You have design issues. I'm not going to go into much detail or specifying all the issues as I don't have time to examine the code that closely.

Minor stuff:
You have extra signals in your sensitivity list.
You're using the non-standard synopsys packages _unsigned and _arith (twice)

Architectural flaw:
You are generating clocks using flip-flops, that is okay in ASICs (where there's clock tree insertion), but not recommended in FPGAs.

Big fat no-no:
You've got asynchronous signals going into your FSM, that is used to make decisions on what is done to multiple signals, this can cause to outputs that are supposed to switch at the same time switch state with a 1 clock cycle skew between them.

Recommendation:
Use a single clock for the entire design, sample all the inputs with demet registers and run the design with an enable that is at the bit rate of the i2c.

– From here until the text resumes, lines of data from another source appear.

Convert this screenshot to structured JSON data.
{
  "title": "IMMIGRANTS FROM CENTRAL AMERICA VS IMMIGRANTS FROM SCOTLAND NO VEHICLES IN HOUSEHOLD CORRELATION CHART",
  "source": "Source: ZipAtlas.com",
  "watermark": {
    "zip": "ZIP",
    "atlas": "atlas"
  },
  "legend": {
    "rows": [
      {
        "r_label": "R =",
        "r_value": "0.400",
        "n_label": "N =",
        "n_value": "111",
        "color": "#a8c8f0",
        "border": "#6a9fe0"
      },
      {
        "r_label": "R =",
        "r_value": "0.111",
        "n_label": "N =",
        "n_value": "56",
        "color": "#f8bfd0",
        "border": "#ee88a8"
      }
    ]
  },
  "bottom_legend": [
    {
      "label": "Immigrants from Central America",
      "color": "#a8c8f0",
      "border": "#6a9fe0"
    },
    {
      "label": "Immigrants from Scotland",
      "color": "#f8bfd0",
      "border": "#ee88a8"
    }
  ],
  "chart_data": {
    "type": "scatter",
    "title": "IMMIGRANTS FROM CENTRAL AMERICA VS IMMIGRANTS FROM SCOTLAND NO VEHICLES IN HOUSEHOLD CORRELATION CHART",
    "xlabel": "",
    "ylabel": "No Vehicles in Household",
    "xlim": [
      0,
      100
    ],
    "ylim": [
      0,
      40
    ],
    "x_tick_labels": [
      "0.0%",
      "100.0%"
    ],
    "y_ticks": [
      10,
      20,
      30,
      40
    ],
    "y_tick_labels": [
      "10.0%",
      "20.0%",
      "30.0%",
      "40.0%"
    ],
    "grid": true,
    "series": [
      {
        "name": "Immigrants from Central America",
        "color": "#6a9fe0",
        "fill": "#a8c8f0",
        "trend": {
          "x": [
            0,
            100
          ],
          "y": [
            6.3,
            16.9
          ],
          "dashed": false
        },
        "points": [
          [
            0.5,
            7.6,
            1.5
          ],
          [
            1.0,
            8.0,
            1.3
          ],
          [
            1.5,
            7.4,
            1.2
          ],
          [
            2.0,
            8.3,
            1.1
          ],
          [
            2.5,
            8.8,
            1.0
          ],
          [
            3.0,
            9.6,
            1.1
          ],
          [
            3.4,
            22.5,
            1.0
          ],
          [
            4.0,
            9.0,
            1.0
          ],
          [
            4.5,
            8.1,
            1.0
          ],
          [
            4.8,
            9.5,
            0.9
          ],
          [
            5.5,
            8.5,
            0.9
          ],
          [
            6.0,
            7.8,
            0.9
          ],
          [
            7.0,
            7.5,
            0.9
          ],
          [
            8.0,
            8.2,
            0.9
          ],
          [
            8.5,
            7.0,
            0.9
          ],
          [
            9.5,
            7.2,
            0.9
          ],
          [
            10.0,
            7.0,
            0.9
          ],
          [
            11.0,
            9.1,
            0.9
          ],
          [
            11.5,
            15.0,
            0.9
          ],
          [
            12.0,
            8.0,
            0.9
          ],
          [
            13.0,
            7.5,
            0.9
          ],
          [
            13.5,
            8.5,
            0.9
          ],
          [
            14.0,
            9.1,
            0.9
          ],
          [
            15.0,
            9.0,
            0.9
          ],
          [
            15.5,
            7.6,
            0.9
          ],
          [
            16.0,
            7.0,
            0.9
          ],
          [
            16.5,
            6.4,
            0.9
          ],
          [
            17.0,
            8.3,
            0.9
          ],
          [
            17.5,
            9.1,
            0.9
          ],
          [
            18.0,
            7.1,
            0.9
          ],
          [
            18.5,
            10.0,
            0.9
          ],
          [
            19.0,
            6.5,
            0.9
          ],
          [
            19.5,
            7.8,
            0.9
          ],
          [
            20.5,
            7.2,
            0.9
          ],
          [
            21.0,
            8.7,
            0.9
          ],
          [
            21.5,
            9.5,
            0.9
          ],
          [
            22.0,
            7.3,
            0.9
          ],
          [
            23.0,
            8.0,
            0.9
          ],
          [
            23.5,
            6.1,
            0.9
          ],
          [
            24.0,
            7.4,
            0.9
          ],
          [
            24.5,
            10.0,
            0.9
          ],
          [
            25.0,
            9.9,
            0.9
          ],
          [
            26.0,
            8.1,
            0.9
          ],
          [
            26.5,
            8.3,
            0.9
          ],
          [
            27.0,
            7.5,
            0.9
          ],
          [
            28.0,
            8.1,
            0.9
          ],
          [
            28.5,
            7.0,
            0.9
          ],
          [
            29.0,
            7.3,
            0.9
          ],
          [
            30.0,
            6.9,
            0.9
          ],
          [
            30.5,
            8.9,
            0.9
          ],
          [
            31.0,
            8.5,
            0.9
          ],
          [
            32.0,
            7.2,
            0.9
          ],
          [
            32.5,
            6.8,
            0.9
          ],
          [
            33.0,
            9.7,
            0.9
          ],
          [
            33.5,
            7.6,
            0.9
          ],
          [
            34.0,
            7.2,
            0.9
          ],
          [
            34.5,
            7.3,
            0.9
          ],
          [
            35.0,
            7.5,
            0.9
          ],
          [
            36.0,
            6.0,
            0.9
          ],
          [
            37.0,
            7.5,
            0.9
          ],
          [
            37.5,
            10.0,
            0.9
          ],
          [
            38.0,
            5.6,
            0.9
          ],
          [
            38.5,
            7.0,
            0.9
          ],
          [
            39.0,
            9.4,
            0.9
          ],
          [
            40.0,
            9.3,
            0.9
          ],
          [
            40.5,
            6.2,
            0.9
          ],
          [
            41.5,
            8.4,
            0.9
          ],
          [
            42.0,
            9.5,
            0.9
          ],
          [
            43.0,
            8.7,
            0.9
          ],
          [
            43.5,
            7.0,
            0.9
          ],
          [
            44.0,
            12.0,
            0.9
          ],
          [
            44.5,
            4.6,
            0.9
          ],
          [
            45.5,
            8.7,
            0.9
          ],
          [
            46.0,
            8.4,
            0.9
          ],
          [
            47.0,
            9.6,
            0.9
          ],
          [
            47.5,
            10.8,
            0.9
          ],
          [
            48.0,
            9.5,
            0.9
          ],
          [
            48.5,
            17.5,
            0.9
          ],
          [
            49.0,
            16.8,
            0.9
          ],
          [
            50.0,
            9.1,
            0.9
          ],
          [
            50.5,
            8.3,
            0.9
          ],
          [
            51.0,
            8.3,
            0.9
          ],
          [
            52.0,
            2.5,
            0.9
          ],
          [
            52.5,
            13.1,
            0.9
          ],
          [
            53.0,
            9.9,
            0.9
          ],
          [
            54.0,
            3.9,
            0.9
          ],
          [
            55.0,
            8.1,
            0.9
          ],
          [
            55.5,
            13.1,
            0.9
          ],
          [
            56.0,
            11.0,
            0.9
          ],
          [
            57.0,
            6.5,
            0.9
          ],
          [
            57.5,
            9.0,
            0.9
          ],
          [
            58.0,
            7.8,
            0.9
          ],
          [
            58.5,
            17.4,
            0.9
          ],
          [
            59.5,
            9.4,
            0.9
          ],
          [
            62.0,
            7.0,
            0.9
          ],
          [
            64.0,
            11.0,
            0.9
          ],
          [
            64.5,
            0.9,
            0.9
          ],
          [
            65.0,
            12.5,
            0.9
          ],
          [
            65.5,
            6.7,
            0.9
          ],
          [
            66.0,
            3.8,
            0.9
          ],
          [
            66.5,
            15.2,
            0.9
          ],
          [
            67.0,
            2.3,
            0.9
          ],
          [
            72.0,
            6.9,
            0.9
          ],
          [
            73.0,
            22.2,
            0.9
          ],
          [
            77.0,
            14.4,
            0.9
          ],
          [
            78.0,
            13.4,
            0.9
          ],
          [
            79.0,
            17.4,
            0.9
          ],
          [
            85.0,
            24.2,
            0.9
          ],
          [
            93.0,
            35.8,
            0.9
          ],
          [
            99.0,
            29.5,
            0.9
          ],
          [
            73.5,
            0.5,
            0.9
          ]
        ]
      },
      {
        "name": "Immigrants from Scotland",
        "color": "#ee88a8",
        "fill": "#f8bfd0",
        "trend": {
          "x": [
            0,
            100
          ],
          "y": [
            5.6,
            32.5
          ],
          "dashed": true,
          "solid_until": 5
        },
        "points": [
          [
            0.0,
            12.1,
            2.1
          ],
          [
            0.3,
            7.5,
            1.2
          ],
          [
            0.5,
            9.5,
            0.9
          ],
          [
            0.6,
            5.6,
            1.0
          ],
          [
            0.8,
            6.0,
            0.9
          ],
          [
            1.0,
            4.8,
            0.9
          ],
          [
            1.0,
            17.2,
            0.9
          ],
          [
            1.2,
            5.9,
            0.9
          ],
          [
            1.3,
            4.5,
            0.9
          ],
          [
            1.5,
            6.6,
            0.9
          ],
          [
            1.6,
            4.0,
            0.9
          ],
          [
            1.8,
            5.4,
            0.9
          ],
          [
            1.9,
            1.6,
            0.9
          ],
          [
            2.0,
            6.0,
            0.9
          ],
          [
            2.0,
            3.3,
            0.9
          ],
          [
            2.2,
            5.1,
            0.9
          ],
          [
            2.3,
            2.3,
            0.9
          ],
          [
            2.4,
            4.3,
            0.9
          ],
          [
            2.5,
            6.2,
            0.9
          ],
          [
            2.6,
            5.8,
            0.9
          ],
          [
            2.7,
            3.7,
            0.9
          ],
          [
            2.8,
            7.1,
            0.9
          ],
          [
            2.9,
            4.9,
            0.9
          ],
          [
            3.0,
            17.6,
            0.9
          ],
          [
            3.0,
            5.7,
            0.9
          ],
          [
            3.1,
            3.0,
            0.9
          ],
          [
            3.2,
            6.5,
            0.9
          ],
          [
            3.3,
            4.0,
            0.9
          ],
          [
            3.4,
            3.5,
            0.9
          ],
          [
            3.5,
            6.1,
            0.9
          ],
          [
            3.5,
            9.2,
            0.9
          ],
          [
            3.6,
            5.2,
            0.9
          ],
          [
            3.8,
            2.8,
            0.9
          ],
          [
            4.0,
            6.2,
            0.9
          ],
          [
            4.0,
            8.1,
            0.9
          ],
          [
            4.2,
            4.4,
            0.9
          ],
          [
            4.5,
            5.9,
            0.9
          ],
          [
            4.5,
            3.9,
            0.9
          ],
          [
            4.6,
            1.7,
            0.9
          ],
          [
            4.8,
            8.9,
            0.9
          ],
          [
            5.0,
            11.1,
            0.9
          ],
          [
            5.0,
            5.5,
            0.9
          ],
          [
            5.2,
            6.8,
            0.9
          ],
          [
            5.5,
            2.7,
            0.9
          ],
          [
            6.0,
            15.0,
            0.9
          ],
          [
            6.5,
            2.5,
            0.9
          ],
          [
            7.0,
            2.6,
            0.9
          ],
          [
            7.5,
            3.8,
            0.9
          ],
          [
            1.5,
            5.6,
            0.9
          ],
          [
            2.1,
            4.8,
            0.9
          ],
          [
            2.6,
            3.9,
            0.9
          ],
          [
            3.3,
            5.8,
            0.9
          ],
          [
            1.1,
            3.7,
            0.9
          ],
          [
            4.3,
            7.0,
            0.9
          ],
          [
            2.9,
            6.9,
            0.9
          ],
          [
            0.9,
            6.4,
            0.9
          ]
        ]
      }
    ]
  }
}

Thanks for the detailed response ads-see. I'll go back and try to incorporate your suggestions.

 

[aruipksni]

aruipksni - can you point me to the altera i2c slave that you used? I didn't find anything on their site.

Thanks for your suggestion.

you can go to :

**broken link removed**


and d/l the ip.

 

[dpaul]

you can go to :
**broken link removed**
and d/l the ip.

Just for my knowledge...
The above seems like an OpenCores IP which Altera has endorsed (correct me if I am wrong).

From your post in #3, I was thinking about the I2C slave being an ALtera Proprietary IP (like we have Xilinx IPs generated from Coregen).

 

[aruipksni]

Just for my knowledge...
The above seems like an OpenCores IP which Altera has endorsed (correct me if I am wrong).

From your post in #3, I was thinking about the I2C slave being an ALtera Proprietary IP (like we have Xilinx IPs generated from Coregen).

deer dpaul
you are 100% correct about this. this is adopted open ip core.

and i just checked my old files, and i found that i
was using my PIO/i2c code, so i wasn't using this
ip core, as i thought before (it's been a long time since i use it).

Touché !

 

[ads-ee]

If this is the same I2C core that was on opencores by some Richard guy, that core did have a bug that we found in some specific test cases (which I no longer recall). I'm not sure if the recent update addresses the issue we found or not (as I don't recall what the issue was in the first place!)